Lately I have been attempting to publish pieces in varied literary magazines. One thing that recurred when reading the submission rules for these publications is that a blog post counts as a publication. That is, if one has published an artcle/opinion piece in a blog, and the magazine requires that any submission has not been published elsewhere--the existence of the blog post technically disqualifies the submission. Therefore, I have not been writing here.
However, I will begin again to post book reviews at least--unless I believe that I might want to publish the review elsewhere.
I've been reading, as is my wont. It was family lore, and true, that when I was a kid my mother had to harass me to get me to read. As long as she was alive she would marvel that I had become a reader since it had been pulling teeth to get me to read when I was a child. Lately, I've gone on an Ann Patchett tear. I've read now nearly all of her books and her two essay collections. (One of her lesser known books is called Taft and it is terrific. I inhaled it one week this past spring).
But I am not writing about Taft or Ann Patchett with this blog entry. I am writing about a book called Bad Sex written by Nona Willis-Aronowitz. I should have known about her famous mother, but did not. Ellen Willis, I learned, was a feminist in the early days of the 60s feminist movement. Her daughter penned the book Bad Sex.
This, to me, was a startling book. Of course I was born during the Truman administration, and the author was born during Reagan. I have more in common--in terms of generation--with her mother than with the author. It will be interesting to learn how the author's contemporaries feel about the book.
My thoughts.
I did my share of frolicking when I was a young 'un. However compared to Ms. Aronowitz I was a monk. If she is the norm, I am in another world in terms of slow dancing.
Second, if this book had been written by a man he would have been pilloried mercilessly. She discusses her affairs in detail. She does not boast so much as describe, but if a man were to describe the sundry activities that the author enjoyed, he would be dubbed a capricious and inconsiderate satyr.
I liked her openness about sex because it, implicitly and sometimes explicitly, criticizes the puritanical and counterproductive repressive attitudes about intimate activities that bring people joy and are, I'll opine, salubrious.

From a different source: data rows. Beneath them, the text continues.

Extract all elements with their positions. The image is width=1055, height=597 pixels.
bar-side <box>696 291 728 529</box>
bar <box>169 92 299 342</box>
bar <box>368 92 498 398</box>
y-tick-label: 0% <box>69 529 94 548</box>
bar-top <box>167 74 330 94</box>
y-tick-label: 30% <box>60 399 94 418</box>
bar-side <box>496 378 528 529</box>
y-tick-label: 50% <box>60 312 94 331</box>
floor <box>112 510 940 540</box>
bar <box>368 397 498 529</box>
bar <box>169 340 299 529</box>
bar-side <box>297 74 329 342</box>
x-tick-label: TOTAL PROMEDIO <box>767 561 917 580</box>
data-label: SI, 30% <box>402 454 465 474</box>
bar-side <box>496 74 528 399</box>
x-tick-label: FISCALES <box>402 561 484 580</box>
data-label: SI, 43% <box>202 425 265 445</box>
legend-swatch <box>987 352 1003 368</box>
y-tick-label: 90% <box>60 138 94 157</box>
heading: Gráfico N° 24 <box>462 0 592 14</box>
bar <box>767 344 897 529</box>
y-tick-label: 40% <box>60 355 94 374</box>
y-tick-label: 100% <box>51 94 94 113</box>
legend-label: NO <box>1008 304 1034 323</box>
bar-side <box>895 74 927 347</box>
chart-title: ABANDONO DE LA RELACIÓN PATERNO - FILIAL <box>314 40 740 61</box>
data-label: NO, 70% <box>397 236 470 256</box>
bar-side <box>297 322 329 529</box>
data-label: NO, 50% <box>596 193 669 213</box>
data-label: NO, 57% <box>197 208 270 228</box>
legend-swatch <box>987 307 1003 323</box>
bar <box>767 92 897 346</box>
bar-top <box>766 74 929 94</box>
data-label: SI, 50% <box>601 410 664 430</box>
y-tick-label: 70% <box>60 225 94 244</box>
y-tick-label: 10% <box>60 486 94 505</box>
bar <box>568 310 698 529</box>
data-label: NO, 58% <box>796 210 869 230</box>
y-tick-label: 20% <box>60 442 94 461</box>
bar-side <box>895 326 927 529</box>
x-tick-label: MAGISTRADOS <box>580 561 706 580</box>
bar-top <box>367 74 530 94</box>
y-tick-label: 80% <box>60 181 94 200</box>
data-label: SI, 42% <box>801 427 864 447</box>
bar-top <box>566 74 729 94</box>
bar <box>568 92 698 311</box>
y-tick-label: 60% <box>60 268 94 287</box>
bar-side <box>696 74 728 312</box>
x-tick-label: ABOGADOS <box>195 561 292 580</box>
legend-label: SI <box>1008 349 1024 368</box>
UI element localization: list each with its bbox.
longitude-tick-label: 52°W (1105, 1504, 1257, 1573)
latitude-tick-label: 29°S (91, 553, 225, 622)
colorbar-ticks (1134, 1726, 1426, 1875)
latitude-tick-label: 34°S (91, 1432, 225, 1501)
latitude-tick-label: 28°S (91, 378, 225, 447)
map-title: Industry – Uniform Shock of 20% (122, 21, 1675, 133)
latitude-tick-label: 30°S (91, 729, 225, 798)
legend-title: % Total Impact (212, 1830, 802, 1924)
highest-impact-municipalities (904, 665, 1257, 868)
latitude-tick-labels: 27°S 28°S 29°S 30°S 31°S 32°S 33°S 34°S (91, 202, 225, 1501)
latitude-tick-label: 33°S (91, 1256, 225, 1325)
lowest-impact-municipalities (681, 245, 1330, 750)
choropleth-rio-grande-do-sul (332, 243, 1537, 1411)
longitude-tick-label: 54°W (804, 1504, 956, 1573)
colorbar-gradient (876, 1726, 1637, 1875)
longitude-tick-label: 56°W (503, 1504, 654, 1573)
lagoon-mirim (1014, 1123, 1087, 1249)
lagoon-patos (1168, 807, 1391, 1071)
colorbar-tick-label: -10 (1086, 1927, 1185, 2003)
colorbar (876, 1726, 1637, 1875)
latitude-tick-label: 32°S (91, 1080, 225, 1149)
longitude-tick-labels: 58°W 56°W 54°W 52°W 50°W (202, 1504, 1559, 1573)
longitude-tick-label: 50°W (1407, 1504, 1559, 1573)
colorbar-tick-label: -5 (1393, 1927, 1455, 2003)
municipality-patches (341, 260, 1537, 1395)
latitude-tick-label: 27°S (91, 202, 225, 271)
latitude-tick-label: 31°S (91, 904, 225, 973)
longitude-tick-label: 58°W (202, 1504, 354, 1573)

She presented historical context in many of the chapters and I found that informative. I did not know much about Emma Goldman and knew nothing of the author's mother. The author's discussion of the origins of the free love movement was unfamiliar to me and, I suppose, was left out of my high school history books.
Her discussion of the tension between polyamorous activity and jealousy was important to include. The part about how Goldman and Willis and Aronowitz herself had trouble reconciling their politics regarding non monogamy with how hurt they felt when their lovers took on other lovers--even when the dalliances had the partners' consent--made sense to me.
If the book had as a goal moving the mainstream, forget it. I thought about my parents reading the book and hurling it against the wall. And many of my contemporaries would be outraged at her, so what attitude about multiple lovers and "boning" (her word used often) this fellow or that. It can liberate those inclined to explore whether monogamy is a healthy social construct--but my guess is that 75% of the people in this establishment where I am typing the blog, would dismiss the book before the first twenty pages were up. And I live in one of the bluest of the blue states.
My take away is that the politics of challenging the status quo in terms of sexual attitudes is important to consider and yet these politics run into a wall of natural human responses when people fear that their partners might leave them for more excitement or more whatever with another.
While the book is called Bad Sex, there is a good deal of good or at least pleasurable sex described.
Do I recommend the book? It was a slog at times. The book is 288 pages but I thought I had seen it was 281. When I got to 281 and there was more I was disappointed. But if the author is anything like what is the prevailing norm of those born in the 80s, it exposed me to a culture and a set of attitudes far different to those of my generation.